Limitations & Future Work

  • Preference construction depends on strong models like DeepSeek-R1; preference quality is constrained by the generation model's capability (ablations confirm weaker models generate less effective preferences).
  • Only 3 annotators were used with a limited scale (1000 items each); larger-scale annotation might reveal more diverse preference patterns.
  • Preference subset selection requires traversing the combination space, leading to exponential computational growth as the preference set increases.
  • Cross-domain preference transfer results are inconsistent (Math → Logic 78.62% vs.
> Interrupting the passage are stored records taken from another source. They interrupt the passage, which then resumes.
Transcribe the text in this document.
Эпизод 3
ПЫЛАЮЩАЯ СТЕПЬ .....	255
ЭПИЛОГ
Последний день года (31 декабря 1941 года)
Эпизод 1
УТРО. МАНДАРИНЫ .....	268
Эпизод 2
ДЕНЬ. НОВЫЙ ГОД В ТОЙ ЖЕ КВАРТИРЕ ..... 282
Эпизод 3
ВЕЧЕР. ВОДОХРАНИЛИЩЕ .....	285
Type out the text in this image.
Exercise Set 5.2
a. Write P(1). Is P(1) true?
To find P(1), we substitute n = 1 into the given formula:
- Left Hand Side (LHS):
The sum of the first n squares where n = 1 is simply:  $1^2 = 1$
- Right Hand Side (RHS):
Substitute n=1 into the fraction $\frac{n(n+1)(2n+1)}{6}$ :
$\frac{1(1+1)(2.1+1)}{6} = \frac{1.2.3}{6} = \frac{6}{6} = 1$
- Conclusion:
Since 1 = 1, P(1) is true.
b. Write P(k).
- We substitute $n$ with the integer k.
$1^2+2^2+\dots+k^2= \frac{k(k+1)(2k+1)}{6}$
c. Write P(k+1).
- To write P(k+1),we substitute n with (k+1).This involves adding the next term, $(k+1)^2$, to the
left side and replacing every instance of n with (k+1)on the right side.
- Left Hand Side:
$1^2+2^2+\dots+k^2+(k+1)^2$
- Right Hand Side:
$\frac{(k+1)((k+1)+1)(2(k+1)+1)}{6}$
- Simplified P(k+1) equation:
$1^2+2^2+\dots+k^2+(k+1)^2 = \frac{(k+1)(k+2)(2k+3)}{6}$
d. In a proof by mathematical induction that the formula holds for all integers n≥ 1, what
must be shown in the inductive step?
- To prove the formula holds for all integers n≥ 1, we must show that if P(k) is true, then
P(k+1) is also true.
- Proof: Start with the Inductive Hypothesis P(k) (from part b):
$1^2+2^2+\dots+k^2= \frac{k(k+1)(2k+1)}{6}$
Math → Translation 61.83%).
  • While training-based judges like Auto-j and PandaLM learn fixed preferences, the explicit preference text in SenseJudge is more flexible and interpretable.
  • Personalized LLMs (OPPU / Multi-granularity interest prediction) focus on response personalization; SenseJudge focuses on judgment personalization—making them complementary.
  • The preference voting mechanism can be extended to any evaluation scenario requiring multi-perspective aggregation (e.g., code review, content moderation).

Rating

  • Novelty: ⭐⭐⭐⭐ Explicit preference-driven personalized judgment is a meaningful new direction.
  • Experimental Thoroughness: ⭐⭐⭐⭐ Multi-model comparison + consistency/position bias analysis + ablation + cross-domain + RewardBench verification.
  • Writing Quality: ⭐⭐⭐ The structure is complete, though some formula expressions could be more concise.
  • Value: ⭐⭐⭐⭐ High practicality and implementation value for low-cost personalized evaluation.